Alas this only works on Solaris machines at the moment.
Other users will need to use the standard slower version of KASH.
To switch this option on change the sixth line of weilres.g
from
KashVersionIsWD := false;
to
KashVersionIsWD := true;
To see how to use this function see the following
excerpt from the code:
AlffWeilRestriction := function(arg)
#
# Given an elliptic function field E: y^2 + xy + x^3 + ax^2 + b
# n and and optionally some places of degree one, return the
# hyperelliptic curve in the Weil restriction and the image of
# the given places.
#
# Calling is AlffWeilRestriction(E, n [, p1, p2, p3, ... , reduce] ).
#
# Returns F or [ F, D1, D2, D3, ... ] such that e.g. if (p2-p3) = m*(p1-p3)

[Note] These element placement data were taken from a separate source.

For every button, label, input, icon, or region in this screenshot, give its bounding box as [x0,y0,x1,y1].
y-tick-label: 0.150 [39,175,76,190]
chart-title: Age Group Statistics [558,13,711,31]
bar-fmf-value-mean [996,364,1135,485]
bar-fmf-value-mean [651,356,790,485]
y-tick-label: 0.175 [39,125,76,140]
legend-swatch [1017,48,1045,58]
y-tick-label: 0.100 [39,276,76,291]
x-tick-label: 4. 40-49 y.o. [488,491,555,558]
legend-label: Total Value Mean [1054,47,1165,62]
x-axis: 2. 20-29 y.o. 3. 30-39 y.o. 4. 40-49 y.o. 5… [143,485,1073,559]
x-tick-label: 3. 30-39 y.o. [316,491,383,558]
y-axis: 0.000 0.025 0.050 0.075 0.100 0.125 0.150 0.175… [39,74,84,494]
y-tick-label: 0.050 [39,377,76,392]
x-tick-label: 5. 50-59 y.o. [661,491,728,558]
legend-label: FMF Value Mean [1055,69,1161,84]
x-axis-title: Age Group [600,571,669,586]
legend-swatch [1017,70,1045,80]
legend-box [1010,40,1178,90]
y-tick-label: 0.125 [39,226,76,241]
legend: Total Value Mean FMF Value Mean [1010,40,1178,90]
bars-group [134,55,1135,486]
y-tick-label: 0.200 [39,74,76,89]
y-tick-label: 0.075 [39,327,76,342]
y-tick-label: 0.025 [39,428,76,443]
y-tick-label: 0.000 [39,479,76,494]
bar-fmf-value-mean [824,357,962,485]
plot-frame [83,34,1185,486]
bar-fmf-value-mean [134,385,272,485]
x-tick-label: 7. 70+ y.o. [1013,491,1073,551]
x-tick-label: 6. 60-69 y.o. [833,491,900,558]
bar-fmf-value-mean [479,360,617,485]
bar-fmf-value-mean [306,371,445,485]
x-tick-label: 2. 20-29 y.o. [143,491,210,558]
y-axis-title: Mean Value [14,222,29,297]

# then (D1-D3) = m*(D2-D3). The pi may not be over x=0 or x=infty, which
# makes a translation of the origin necessary.
#
# reduce is true or false. If it is false no reduction is done at the
# end and results (especially point mapping) are obtained faster but also
# "uglier".
#
# Program contains some special assumptions making the trafos easier,
# they may fail. Should be no problem in general.
#
Note the code is completely unsupported and may not work on some
installations of KASH.
Hopefully one day we will convert it to work with Magma.